Schedule for Sale: WorkFace Planning for Construction Projects
Reviewed by for Reader Views
The three main factors for each construction project – and actually, for any kind of a project – are quality, cost and time, or as Mr. Ryan calls it in his book, the Schedule (productivity). If you’ve ever been involved in any construction or renovation, you will have to smile when reading the wonderful little example from the introduction to the book:
“A Plumber once summed it up for me by telling me that I could have a project:
Good and Fast, but it won’t be Cheap.
Or Good and Cheap, but it won’t be Fast.
Or Fast and Cheap, but it won’t be Good.”

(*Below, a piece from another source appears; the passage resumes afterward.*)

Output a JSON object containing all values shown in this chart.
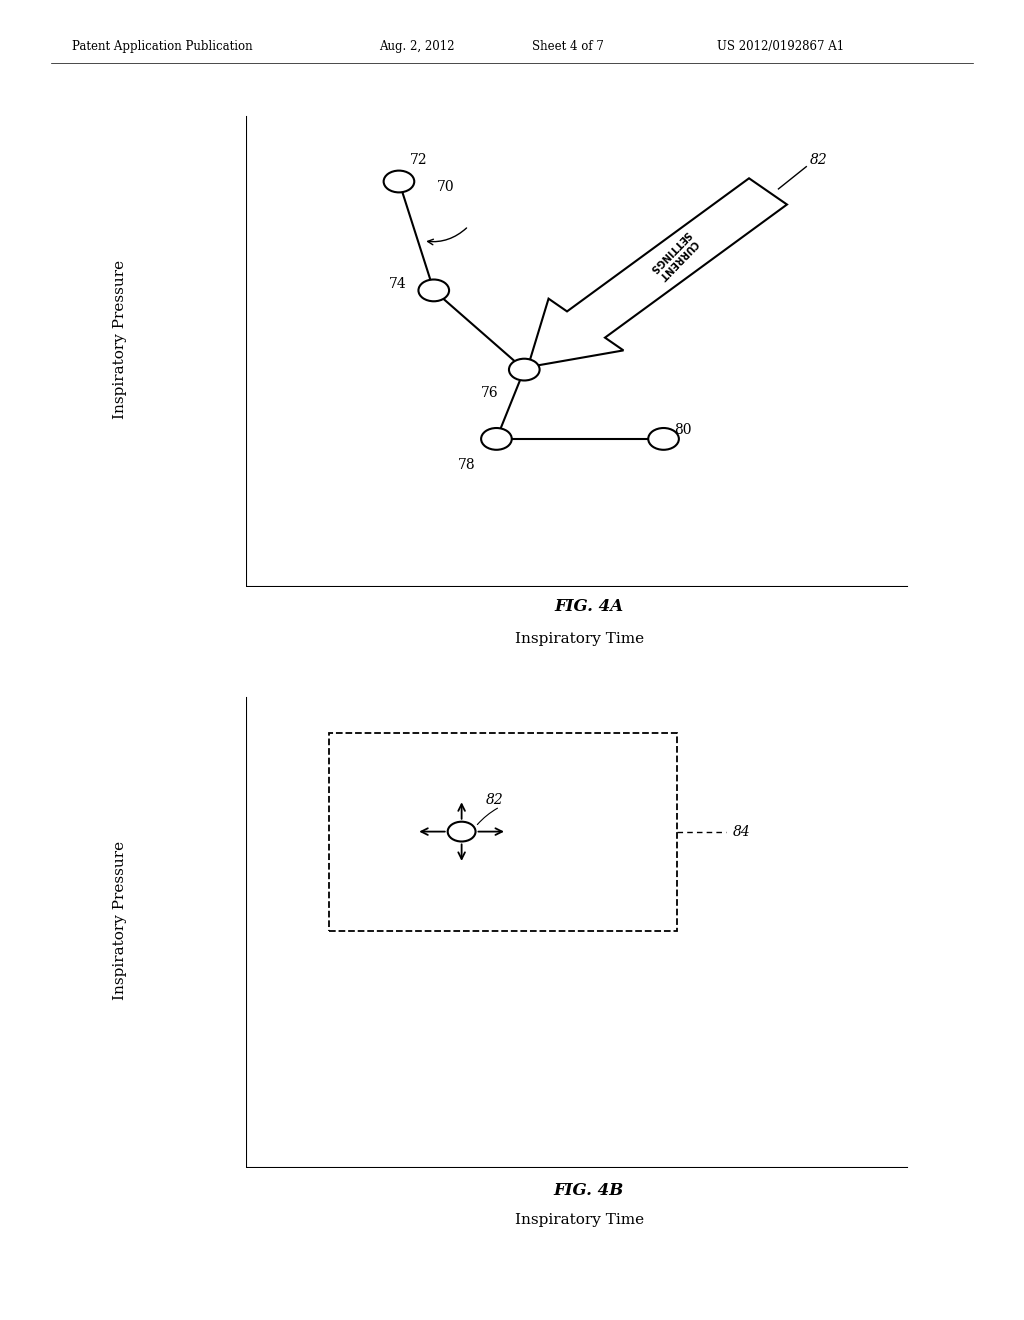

The author then argues that it is possible to have a project done good, fast and cheap, as long as one focuses on good and fast. This can be achieved by using the WorkFace Planning process, which has been identified as a best practice amongst constructors by the Construction Owners Association of Alberta (COAA) in 2005.
The book guides the readers through the Basic Principles of WorkFace Planning process and provides them with a comprehensive section on Resources. Those two introductory sections are followed by a section on Information Streams, which introduces the structure of information required to support the Resources and help the WorkFace Planners achieve their goals. The last section introduces Total Information Management, with the emphasis on understanding of the process and a glimpse into the WorkFace Planning Software, as well as an interesting “excursion into the future.” For anybody who thinks that everything described in the book sounds impossible, the author concludes his work by an interesting fact that in Uganda it takes 99 people to produce the equivalent of what one person can produce in Canada, a fact that I found both fascinating and chilling.

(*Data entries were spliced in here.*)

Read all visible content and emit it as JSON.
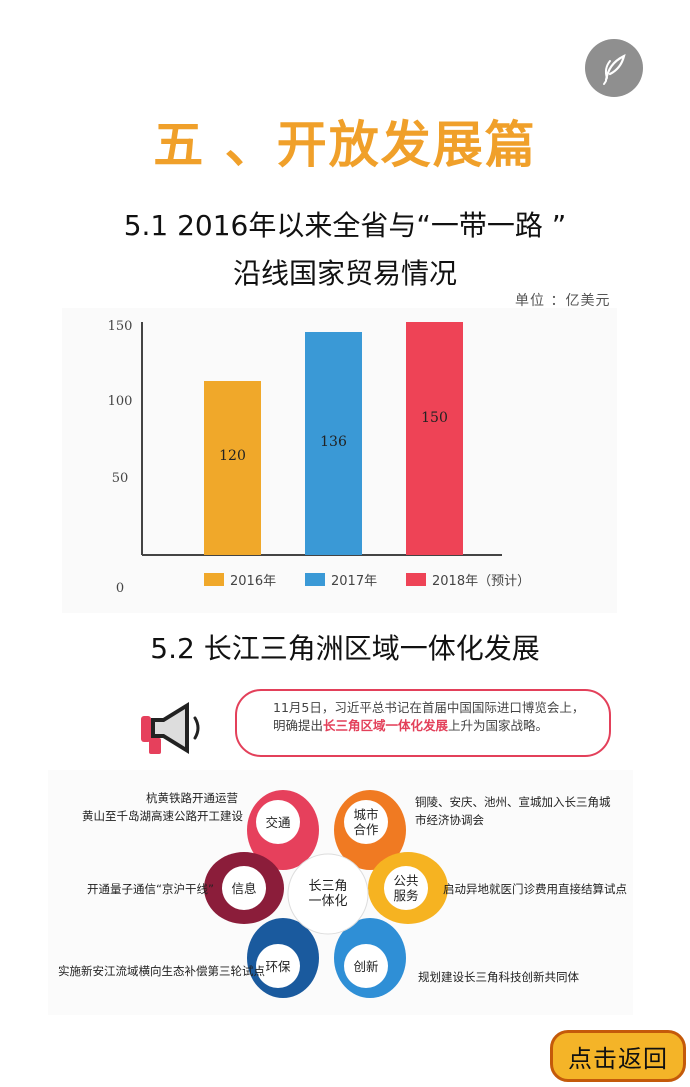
{
  "page": {
    "title": "五 、开放发展篇",
    "back_label": "点击返回",
    "logo_icon": "feather-logo-icon"
  },
  "section1": {
    "title_line1": "5.1  2016年以来全省与“一带一路 ”",
    "title_line2": "沿线国家贸易情况",
    "unit": "单位 ：亿美元"
  },
  "chart_data": {
    "type": "bar",
    "categories": [
      "2016年",
      "2017年",
      "2018年（预计）"
    ],
    "values": [
      120,
      136,
      150
    ],
    "value_labels": [
      "120",
      "136",
      "150"
    ],
    "colors": [
      "#f0a82a",
      "#3a99d6",
      "#ee4356"
    ],
    "yticks": [
      "0",
      "50",
      "100",
      "150"
    ],
    "ylim": [
      0,
      150
    ],
    "legend": [
      "2016年",
      "2017年",
      "2018年（预计）"
    ],
    "legend_position": "bottom",
    "grid": false
  },
  "section2": {
    "title": "5.2  长江三角洲区域一体化发展",
    "news_pre": "11月5日，习近平总书记在首届中国国际进口博览会上，明确提出",
    "news_highlight": "长三角区域一体化发展",
    "news_post": "上升为国家战略。",
    "center_line1": "长三角",
    "center_line2": "一体化",
    "petals": [
      {
        "label": "交通",
        "color": "#e6405c"
      },
      {
        "label1": "城市",
        "label2": "合作",
        "color": "#f07a22"
      },
      {
        "label1": "公共",
        "label2": "服务",
        "color": "#f6b321"
      },
      {
        "label": "创新",
        "color": "#2f8fd6"
      },
      {
        "label": "环保",
        "color": "#1a5a9e"
      },
      {
        "label": "信息",
        "color": "#8b1d3a"
      }
    ],
    "notes": {
      "jiaotong_1": "杭黄铁路开通运营",
      "jiaotong_2": "黄山至千岛湖高速公路开工建设",
      "chengshi_1": "铜陵、安庆、池州、宣城加入长三角城",
      "chengshi_2": "市经济协调会",
      "gonggong": "启动异地就医门诊费用直接结算试点",
      "chuangxin": "规划建设长三角科技创新共同体",
      "huanbao": "实施新安江流域横向生态补偿第三轮试点",
      "xinxi": "开通量子通信“京沪干线”"
    }
  }
}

Although “Schedule for Sale” by Geoff Ryan seemed to be geared more towards major projects, I have no doubt that reading it and familiarizing oneself with the basic principles and execution of such plans would prove to be beneficial to managers in construction on any level of projects. The book is written in an accessible, no-nonsense style and offers a valuable insight into a well-designed system of project management for construction projects.